Let $(X,d)$ be a metric space and let $E \subset X$.
Prove: $x$ is an adherent point of $E$ if every open neighborhood of $x$ has a non-empty intersection with $E$.
What I have so far:
Define the open ball $B(x,\epsilon) := \{ y: d(x,y) < \epsilon\}$
If $x \in E$, we are done (as every point in $E$ is an adherent point of $E$). So assume $x \notin E$.
Fix $\epsilon > 0$. Suppose $y \in B(x,\epsilon) \cap E$.

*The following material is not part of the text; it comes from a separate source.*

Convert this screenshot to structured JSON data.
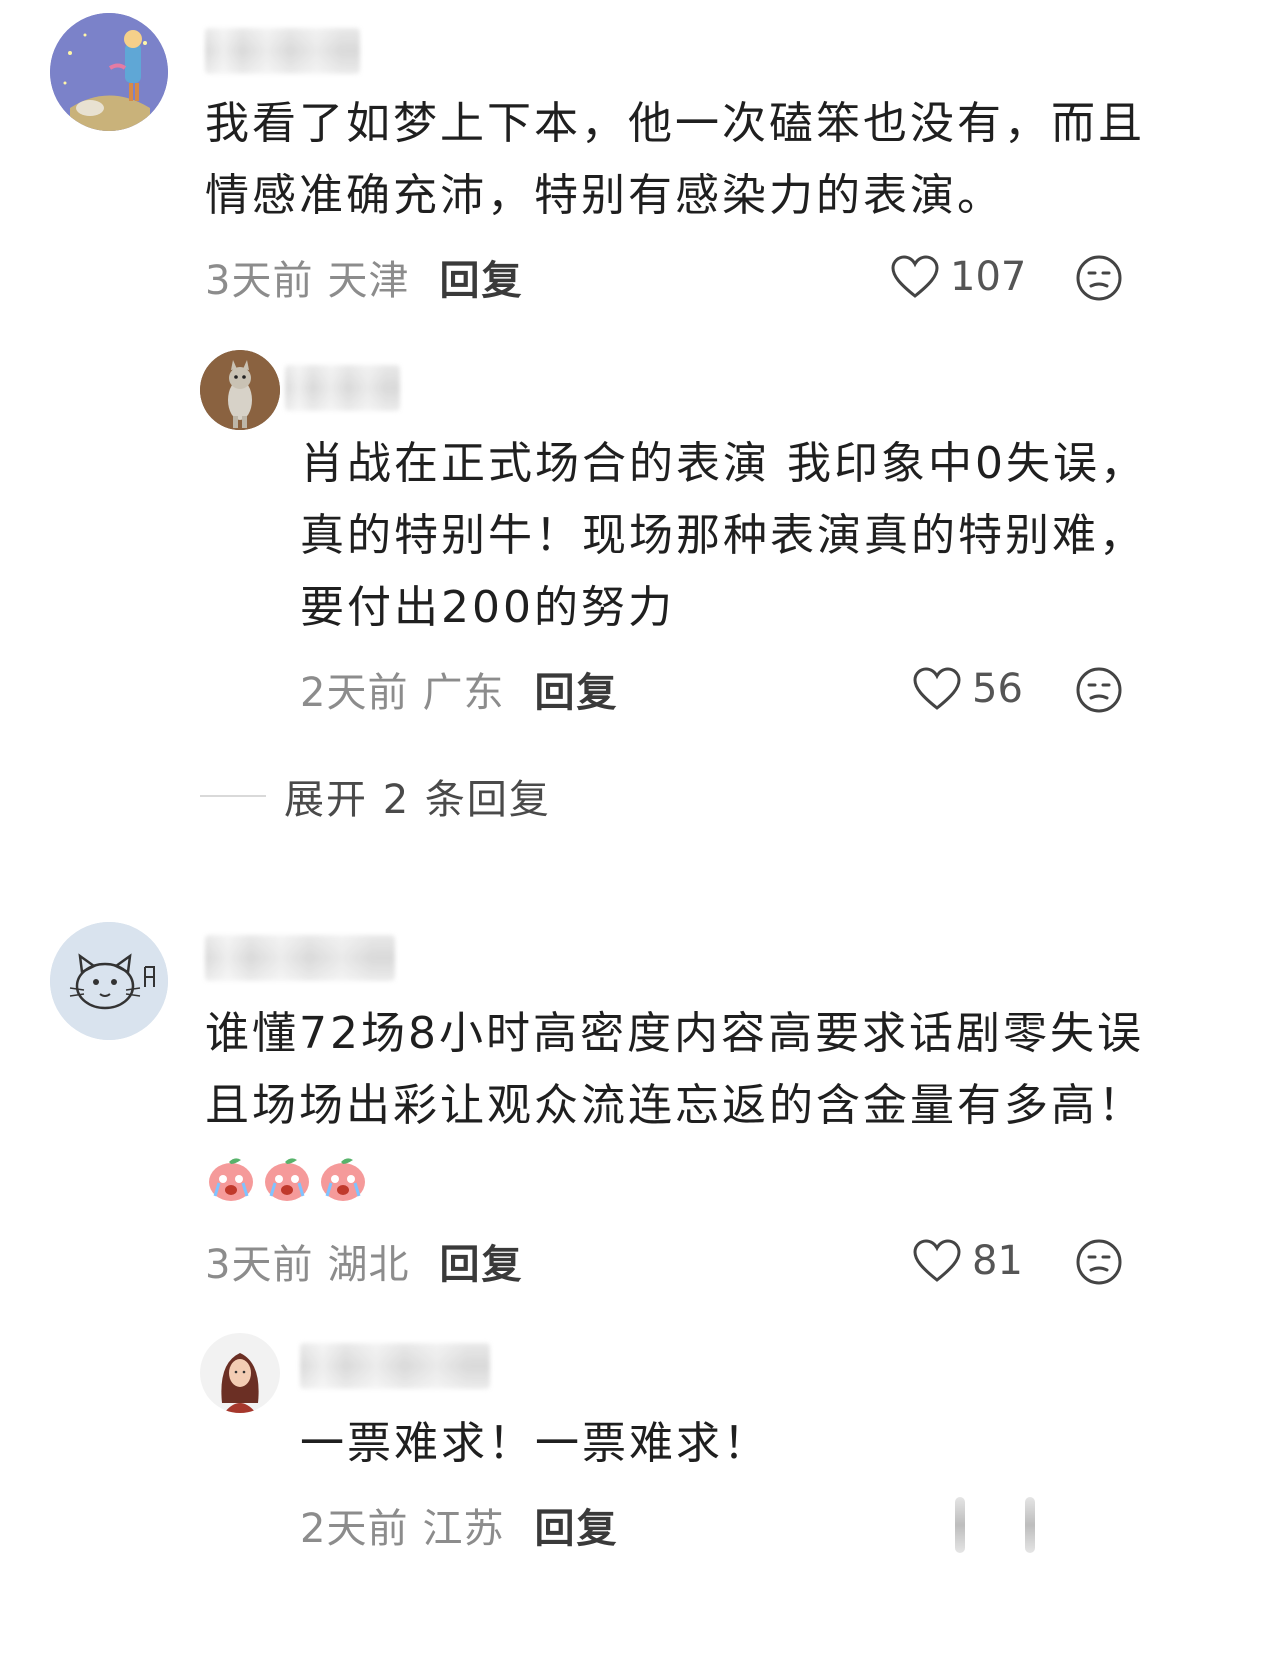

Since $B(x,\epsilon)$ is open, and $y \in B(x,\epsilon)$, there exists $\epsilon_1 > 0$ such that $B(y,\epsilon_1) \in B(x,\epsilon)$.
At this point, if we can establish that some points in $B(y, \epsilon_1)$ are also in $E$, we can say there is a sequence of points $\{x_n\}_{n \in \mathbb{N}} \subset E$ that is within $\epsilon$ of $x$, so that $\lim_{n \to \infty}x_n = x$. Then $x$ is a limit point of $E$, and hence is an adherent point. But how can we say that there are points in $B(y,\epsilon_1)$ that are also in $E$?
Thanks.
Take the open balls of radius $1/n$ centered at $x$. For all $n$ by hypothesis we know that exists $x_n \in E \cap B_{1/n}(x)$. Then the sequence $\{ x_n \} \subset E$ converges to $x$.
EDIT: I corrected the proof.